Thousands of schools across England and Wales forced to close as teachers strike and threaten further action.
Thousands of schools across England and Wales will face disruption and closures today as teachers stage a one-day national walkout.
Teacher Tom Hayes has written to the parents of children at his school explaining why he, and his colleagues, have decided to strike.
Teachers suffer from "unrelenting" stress which begins from when they start their working day until they go to bed, according to the head of a teacher's union.
Mary Bousted, the General Secretary of the Association of Teachers and Lecturers warned Daybreak teachers were already working 60 hours a weak and faced "the most unpaid overtime of any profession".
The Government defended the workload it was leaving teachers with, saying statistics showed the profession had "never been more attractive".

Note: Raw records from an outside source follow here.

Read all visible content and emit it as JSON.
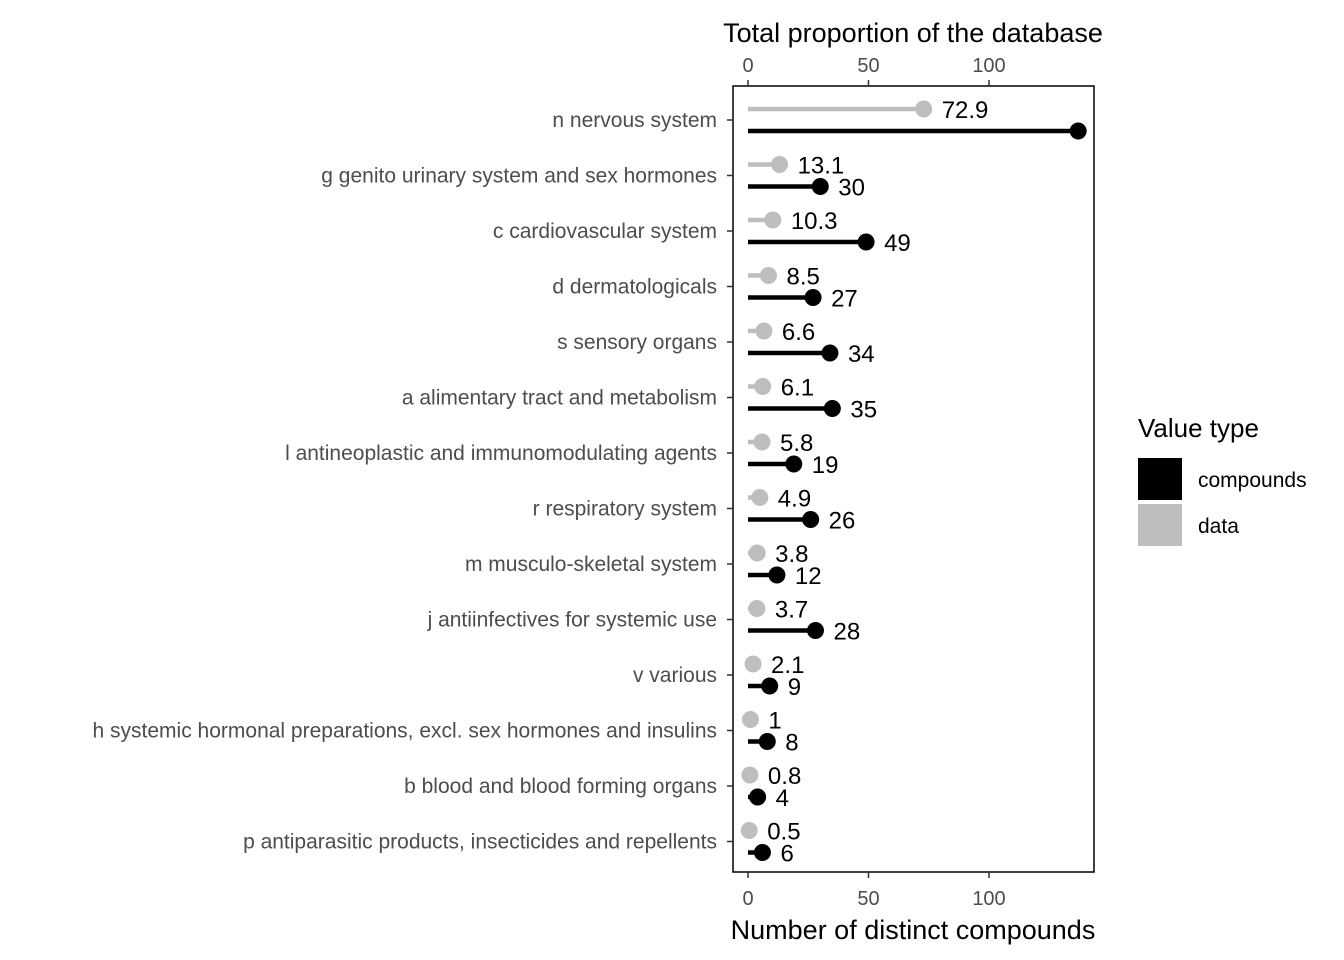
{
  "chart_data": {
    "type": "bar",
    "subtype": "lollipop",
    "top_axis_title": "Total proportion of the database",
    "bottom_axis_title": "Number of distinct compounds",
    "xlim": [
      -6,
      143
    ],
    "x_ticks": [
      0,
      50,
      100
    ],
    "categories": [
      "n nervous system",
      "g genito urinary system and sex hormones",
      "c cardiovascular system",
      "d dermatologicals",
      "s sensory organs",
      "a alimentary tract and metabolism",
      "l antineoplastic and immunomodulating agents",
      "r respiratory system",
      "m musculo-skeletal system",
      "j antiinfectives for systemic use",
      "v various",
      "h systemic hormonal preparations, excl. sex hormones and insulins",
      "b blood and blood forming organs",
      "p antiparasitic products, insecticides and repellents"
    ],
    "series": [
      {
        "name": "data",
        "color": "#bebebe",
        "values": [
          72.9,
          13.1,
          10.3,
          8.5,
          6.6,
          6.1,
          5.8,
          4.9,
          3.8,
          3.7,
          2.1,
          1,
          0.8,
          0.5
        ],
        "labels": [
          "72.9",
          "13.1",
          "10.3",
          "8.5",
          "6.6",
          "6.1",
          "5.8",
          "4.9",
          "3.8",
          "3.7",
          "2.1",
          "1",
          "0.8",
          "0.5"
        ]
      },
      {
        "name": "compounds",
        "color": "#000000",
        "values": [
          137,
          30,
          49,
          27,
          34,
          35,
          19,
          26,
          12,
          28,
          9,
          8,
          4,
          6
        ],
        "labels": [
          "",
          "30",
          "49",
          "27",
          "34",
          "35",
          "19",
          "26",
          "12",
          "28",
          "9",
          "8",
          "4",
          "6"
        ]
      }
    ],
    "legend": {
      "title": "Value type",
      "position": "right",
      "entries": [
        {
          "label": "compounds",
          "color": "#000000"
        },
        {
          "label": "data",
          "color": "#bebebe"
        }
      ]
    },
    "grid": false
  }
}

Despite evidence showing a sharp rise in the number of teachers struggling with mental health issues, a Department of Education spokeswoman said:
– Department for Education Spokeswoman
We know that the vast majority of teachers and school leaders are hard-working and dedicated professionals, and statistics show that teaching has never been more attractive, more popular or more rewarding.
A record number of top graduates are now applying to become teachers and vacancy rates are at their lowest since 2005.
We are giving teachers more freedoms than ever and cutting unnecessary paperwork and bureaucracy.
We trust the professionalism of our headteachers to work with their staff to ensure they receive the support they need and to see that any issues are addressed.
Almost three-quarters of teachers admitted feeling exhausted long after the school bell had rung for the day, a survey has shown.
A poll from the Association of Teachers and Lecturers found:
- Some 70% said they are left feeling exhausted by their work.
- Two thirds, (66%) said it disturbs their sleep.
- A massive 80% said working as a teacher left them feeling stressed.
- ATL warned a stigma attached to mental health issues means many people are afraid to tell their employers they are suffering - 68% of those dealing with a mental health problem chose to keep it a secret from bosses.
- Only 38% of those who kept a physical health issue to themselves.
The number of teachers suffering from mental health problems due to the pressures of their profession has risen by over a third, a survey has revealed.
Some 38% of teachers told the Association of Teachers and Lecturers (ATL) there had been a rise in mental health problems among their colleagues over the last two years.
And over half (55%) of the 925 education staff quizzed said their job has had a negative effect on their mental health.
ATL general secretary Dr Mary Bousted said she was shocked at the results, but felt the data spoke for itself.
"Teachers, lecturers, support staff and heads are now so over-worked that it comes as no surprise that so many in the education profession suffer from stress, depression and other mental health issues," she said.
After thousands of teachers walked out on strike today - over pay, pensions and conditions - the schools minister David Laws says he is "disappointed" the action was taken.
Mr Laws described the strikes as "unreasonable" as "constructive" talks are continuing between Department for Education and unions.
A schoolchild has told ITV News the teachers' strike has affected her because she is "not getting enough education" ahead of her SATs exams.
Lauren Scobie said the walkout was both "good and bad" because teachers were "getting the attention" of Education Secretary Michael Gove but they were also adversely affecting her education.
Teachers and campaigners taking part in the national strike have been rallying outside Brighthelm Centre in Brighton & Hove. Our correspondent Malcolm Shaw sent these pictures from the demonstration.
Teachers have been holding a number of rallies across the North West as part of their industrial action, forcing the closure of many schools.
The NUT are boycotting classes as part of an ongoing dispute over pay, pension cuts and working conditions.
Half of the British public oppose teachers going on strike today, according to an ITV News Index poll carried out by ComRes.
When asked whether teachers were right or wrong to go on strike, 51% said they opposed the walkout, 35% supported the strike and 14% did not know.
The poll also showed that those working in the public sector are more likely to support the strike (45%) than oppose it (41%).
Some 2,039 people were asked by ComRes about the strike.